Was die Posttraumatische Belastungsstörung angeht ist es natürlich auch schwierig. Es gibt da ganz viele verschiedene Verfahren und vielleicht brauchst Du ein anderes, als das, was Du schon ausprobiert hast. Es gibt sehr sanfte Methoden wie die psychodynamische imaginative Traumatherapie (PITT) die großen Wert auf Stabilisierung legt und Konfrontation nicht zwangsläufig nötig ist oder auch ziemliche neue Therapie, das EMDR, darüber solltest Du am besten einmal nachlesen. Du siehst also, dass nicht zwangsläufig jede professionelle Hilfe das Richtige für Dich ist und Dir ausreichend hilfst. Es gibt viel Angebot, Du musst herausfinden, was gut für Dich ist und davon mehr machen, von weniger Guten weniger.

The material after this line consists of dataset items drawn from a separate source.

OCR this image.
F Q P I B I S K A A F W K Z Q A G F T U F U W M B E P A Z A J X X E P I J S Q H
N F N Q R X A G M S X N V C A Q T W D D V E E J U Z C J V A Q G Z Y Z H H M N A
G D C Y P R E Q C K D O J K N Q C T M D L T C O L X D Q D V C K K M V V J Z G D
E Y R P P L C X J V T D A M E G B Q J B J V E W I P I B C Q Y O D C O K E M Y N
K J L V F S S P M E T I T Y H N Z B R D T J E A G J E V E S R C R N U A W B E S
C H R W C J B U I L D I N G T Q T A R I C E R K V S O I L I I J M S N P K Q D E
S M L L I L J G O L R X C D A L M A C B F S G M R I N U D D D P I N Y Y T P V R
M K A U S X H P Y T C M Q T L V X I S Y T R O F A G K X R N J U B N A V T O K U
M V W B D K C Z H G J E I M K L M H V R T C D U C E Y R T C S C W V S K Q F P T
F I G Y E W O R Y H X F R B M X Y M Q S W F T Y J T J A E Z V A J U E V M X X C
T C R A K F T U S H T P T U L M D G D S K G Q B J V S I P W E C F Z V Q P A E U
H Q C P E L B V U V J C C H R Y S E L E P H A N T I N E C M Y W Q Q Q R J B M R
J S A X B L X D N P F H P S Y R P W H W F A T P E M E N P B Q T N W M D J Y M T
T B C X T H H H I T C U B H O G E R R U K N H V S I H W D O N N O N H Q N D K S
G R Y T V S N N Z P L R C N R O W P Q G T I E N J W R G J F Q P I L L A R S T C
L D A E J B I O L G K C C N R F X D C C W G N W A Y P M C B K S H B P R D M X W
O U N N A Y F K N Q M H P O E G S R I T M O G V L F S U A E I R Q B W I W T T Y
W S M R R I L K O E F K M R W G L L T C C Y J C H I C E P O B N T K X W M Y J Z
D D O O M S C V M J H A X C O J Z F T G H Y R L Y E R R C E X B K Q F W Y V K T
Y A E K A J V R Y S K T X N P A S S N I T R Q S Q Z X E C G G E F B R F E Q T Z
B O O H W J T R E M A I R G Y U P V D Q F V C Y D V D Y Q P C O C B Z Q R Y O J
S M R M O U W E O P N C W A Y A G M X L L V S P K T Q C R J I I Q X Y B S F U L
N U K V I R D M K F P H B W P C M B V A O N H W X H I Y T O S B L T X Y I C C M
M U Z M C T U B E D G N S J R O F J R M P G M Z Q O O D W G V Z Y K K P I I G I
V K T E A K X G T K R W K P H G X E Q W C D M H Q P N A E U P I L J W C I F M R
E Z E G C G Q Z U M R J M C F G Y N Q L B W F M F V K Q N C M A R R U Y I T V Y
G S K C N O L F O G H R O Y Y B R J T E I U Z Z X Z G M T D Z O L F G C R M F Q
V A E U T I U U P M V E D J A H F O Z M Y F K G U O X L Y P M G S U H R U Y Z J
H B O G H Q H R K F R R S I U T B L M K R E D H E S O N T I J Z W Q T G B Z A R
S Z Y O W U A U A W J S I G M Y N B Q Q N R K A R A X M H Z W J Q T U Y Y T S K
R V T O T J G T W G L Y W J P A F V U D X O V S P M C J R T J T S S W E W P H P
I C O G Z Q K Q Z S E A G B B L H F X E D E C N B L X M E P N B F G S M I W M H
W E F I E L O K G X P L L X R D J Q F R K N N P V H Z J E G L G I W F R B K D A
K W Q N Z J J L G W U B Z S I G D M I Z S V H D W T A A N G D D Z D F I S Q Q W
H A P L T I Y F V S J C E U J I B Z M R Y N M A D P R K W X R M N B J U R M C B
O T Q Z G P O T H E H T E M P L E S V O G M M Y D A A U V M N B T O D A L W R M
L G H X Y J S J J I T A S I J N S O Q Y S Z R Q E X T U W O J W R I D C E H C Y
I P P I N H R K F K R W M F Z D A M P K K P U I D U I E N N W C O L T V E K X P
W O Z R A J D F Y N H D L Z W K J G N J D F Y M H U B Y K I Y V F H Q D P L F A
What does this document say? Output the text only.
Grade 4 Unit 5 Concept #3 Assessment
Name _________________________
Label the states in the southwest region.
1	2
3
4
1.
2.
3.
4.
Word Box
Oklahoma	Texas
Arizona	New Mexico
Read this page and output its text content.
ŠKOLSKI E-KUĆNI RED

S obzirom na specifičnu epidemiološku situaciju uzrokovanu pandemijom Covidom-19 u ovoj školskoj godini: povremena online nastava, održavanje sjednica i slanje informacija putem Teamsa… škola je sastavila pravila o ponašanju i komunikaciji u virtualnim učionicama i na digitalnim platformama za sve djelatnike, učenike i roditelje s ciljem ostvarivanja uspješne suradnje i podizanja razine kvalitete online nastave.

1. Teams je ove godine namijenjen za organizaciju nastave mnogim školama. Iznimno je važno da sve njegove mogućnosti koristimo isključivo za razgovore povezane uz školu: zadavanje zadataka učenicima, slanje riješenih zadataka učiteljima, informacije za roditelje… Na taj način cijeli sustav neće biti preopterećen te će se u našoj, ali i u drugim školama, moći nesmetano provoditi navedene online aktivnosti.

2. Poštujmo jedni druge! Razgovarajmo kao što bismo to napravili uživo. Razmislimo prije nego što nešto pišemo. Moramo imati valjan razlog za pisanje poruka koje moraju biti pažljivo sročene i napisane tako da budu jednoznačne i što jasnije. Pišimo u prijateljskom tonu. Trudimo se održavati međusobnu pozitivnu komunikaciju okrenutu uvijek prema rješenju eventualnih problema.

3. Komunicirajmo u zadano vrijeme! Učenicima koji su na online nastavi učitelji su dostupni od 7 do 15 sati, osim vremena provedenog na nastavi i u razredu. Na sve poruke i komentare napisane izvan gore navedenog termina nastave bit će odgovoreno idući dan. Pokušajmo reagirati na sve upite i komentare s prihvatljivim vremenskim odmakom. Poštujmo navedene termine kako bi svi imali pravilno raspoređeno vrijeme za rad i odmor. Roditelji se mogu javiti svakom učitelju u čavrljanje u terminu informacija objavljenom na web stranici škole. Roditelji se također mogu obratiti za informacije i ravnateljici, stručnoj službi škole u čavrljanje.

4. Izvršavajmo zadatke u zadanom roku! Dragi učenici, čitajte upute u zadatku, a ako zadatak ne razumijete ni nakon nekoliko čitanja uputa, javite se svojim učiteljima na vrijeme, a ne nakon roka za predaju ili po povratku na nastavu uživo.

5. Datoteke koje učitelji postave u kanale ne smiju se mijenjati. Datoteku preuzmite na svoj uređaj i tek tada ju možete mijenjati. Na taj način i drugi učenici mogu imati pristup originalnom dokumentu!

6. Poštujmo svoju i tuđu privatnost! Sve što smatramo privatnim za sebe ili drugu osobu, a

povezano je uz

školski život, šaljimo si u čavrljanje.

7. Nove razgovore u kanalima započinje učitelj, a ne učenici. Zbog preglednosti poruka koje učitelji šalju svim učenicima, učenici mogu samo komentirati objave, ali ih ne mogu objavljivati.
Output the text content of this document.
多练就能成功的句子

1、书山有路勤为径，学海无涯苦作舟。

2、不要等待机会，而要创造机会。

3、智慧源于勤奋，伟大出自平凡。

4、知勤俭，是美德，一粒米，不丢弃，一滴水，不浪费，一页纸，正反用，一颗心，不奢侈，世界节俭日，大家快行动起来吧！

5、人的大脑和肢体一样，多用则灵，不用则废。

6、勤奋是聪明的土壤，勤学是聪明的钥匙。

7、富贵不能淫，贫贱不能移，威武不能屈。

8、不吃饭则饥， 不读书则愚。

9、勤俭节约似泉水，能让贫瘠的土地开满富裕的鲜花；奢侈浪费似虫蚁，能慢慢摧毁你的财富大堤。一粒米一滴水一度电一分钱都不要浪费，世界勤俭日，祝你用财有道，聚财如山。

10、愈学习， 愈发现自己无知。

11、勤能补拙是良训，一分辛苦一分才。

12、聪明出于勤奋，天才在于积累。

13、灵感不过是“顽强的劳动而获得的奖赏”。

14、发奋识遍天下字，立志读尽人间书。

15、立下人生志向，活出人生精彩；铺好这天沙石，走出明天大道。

Was bei allen drei Störungsbildern auch wichtig ist, ist Selbsttherapie. Du kannst einiges Dir selbst aneingen und Dir selbst helfen, wenn Du lernen möchtest selbstständiger zu werden. Da wäre jedoch DBT auch das Richte für Dich, da man in dieser Therapie zu seinem eigenen Experten ausgebildet werden soll. Falls Du es schon gemacht hast und es nicht geholfen hat, kann es sein, dass Du keine spezialisierte Therapie hattest und oft gibt es erst im Erwachenenbereich gute Therapien, also wie gesagt, Deine Volljährigkeit ist kein Nachteil.

Ich würde Dir wünschen, dass Du für Dich das Richtige findest und Du Dir die Arbeit machst, den richtigen und spezialisierten Therapeuten zu finden. Vertrauen und gute Atmosphäre ist natürlich genauso wichtig. Gib bitte nicht auf und denk vielleicht einmal über meine Worte zur Geduld nach. Ich wünsch Dir alles Gute dabei und vielleicht hilft Dir ein Umzug allgemein- einfach mal ein richtiger Neustart, das hilft oft. Bitte bleib nur nicht allein, nur weil Du denkst, dass Du schon zu viel gemacht hast und selbstständig werden möchte oder keine Hilfe verdienst etc. Das sind schwere Krankheiten, die Unterstützung brauchen, das ist keine Schande! Mit der richtigen Hilfe brauchst Du auch keine Angst haben, ein Leben lang abhängig zu sein, sondern eher, wenn Du nicht fürsorglich mit Dir umgehst und etwas überstürzt. Mache mit Dir selbst Verträge aus, z.B. zum Essen, damit Du dran bleibst und Dir selbst vertraust.

Falls Du noch Fragen hast oder etwas dazu sagen magst, freu ich mich, wenn Du Dich wieder meldest.